浅草
在最后一场演出开场前,所有演员坐在台口,聆听铃木忠志最后的教诲。彩排时胖胖的张天脚下又晃了,铃木第一个便指向了他,张天立即发誓要减肥,铃木却说:“重点不是体重,是你的控制力,日本相扑选手、歌剧演员也胖却都很稳,你这是由懒而生的胖,问题不是你的外在,问题在你的内在。”铃木就是这般的犀利,能一眼看出演员的弱点。每天演出,铃木都会在台下盯着演员,和他们一起呼吸,演员在台上晃,他也跟着晃,有一回他在观众席中念念有词,观众还回过头骂他,他也笑自己入戏太深。他打趣道:“今天是最后一次受尽煎熬地在台下看戏。然而,在上海留下了很好的回忆,一想到跟大家分开就感到很寂寞。”

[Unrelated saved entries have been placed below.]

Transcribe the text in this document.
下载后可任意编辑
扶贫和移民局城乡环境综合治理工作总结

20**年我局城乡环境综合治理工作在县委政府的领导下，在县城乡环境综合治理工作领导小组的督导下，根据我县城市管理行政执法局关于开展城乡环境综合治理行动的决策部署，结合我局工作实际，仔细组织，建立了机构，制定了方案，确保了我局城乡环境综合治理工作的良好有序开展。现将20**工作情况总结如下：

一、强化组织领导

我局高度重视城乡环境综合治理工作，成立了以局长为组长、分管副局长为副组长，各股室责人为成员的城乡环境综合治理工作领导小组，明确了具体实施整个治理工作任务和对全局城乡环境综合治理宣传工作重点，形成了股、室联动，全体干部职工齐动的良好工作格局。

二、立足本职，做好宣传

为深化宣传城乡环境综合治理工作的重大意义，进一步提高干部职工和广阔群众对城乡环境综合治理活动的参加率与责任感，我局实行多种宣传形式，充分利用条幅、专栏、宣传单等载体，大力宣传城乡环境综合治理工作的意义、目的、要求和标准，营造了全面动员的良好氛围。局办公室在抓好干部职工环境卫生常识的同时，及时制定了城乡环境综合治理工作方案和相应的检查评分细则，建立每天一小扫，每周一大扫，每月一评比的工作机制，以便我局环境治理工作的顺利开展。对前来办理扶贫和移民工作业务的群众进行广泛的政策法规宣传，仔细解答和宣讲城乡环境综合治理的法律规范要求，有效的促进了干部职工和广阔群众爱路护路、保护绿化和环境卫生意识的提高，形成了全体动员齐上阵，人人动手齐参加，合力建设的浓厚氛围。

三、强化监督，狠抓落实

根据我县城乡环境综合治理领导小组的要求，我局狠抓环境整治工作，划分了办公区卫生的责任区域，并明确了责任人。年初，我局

那么,演员眼中的铃木是什么样的,铃木的戏剧又是怎样的,让我们来听一听演员的亲身体悟。
张 天:看起来松,每一步都是精准
中国戏曲学院戏曲导演13级研究生在读,剧中饰张天尼/辛德蕊拉的父亲
我觉得自己做得最不够的是我演的父亲在椅子上醒来说“我做了一个美好的梦”然后站起来的那一段。因为我既要说话,还要招呼两姐妹,还不能碰椅子。最主要的问题是肢体训练还不到位,下盘不太稳,因为我比较胖,不得不去考虑肢体问题,如果训练得好身心应该是融合在一起,而不会这样分散地去考虑。当然,铃木老师还有一句话:训练不等于表演。训练得好,不等于表演得好。
我是学习导演的,觉得现在许多演员在表演的时候,不知道自己的手在哪儿,眼神怎样,说话的时候是什么状态?在这方面铃木训练法对演员帮助很大,提高了我们的专注力,聚合起你的整个神经,知道怎样去控制自己的肢体、眼神、语言等等。所以,铃木的戏看起来是松的,但每一步都是精准的。
铃木老师很注重肢体动作的处理,但他主要还是通过引导演员情绪来启发演员,而不是简单地语言提示。比如高颢瑜演的翘臀,一开始找不到角色的“狠”,铃木老师就让她趴在地上学狗吼叫,但她有点打不开,于是铃木老师脱了衣服自己趴下来也学狗吼,吼得更响,这时高颢瑜就感觉到了,她吼得更响,两个人就在那儿吼得蹦起来。你想他一个75岁的老人,就是这么去身体力行地引导。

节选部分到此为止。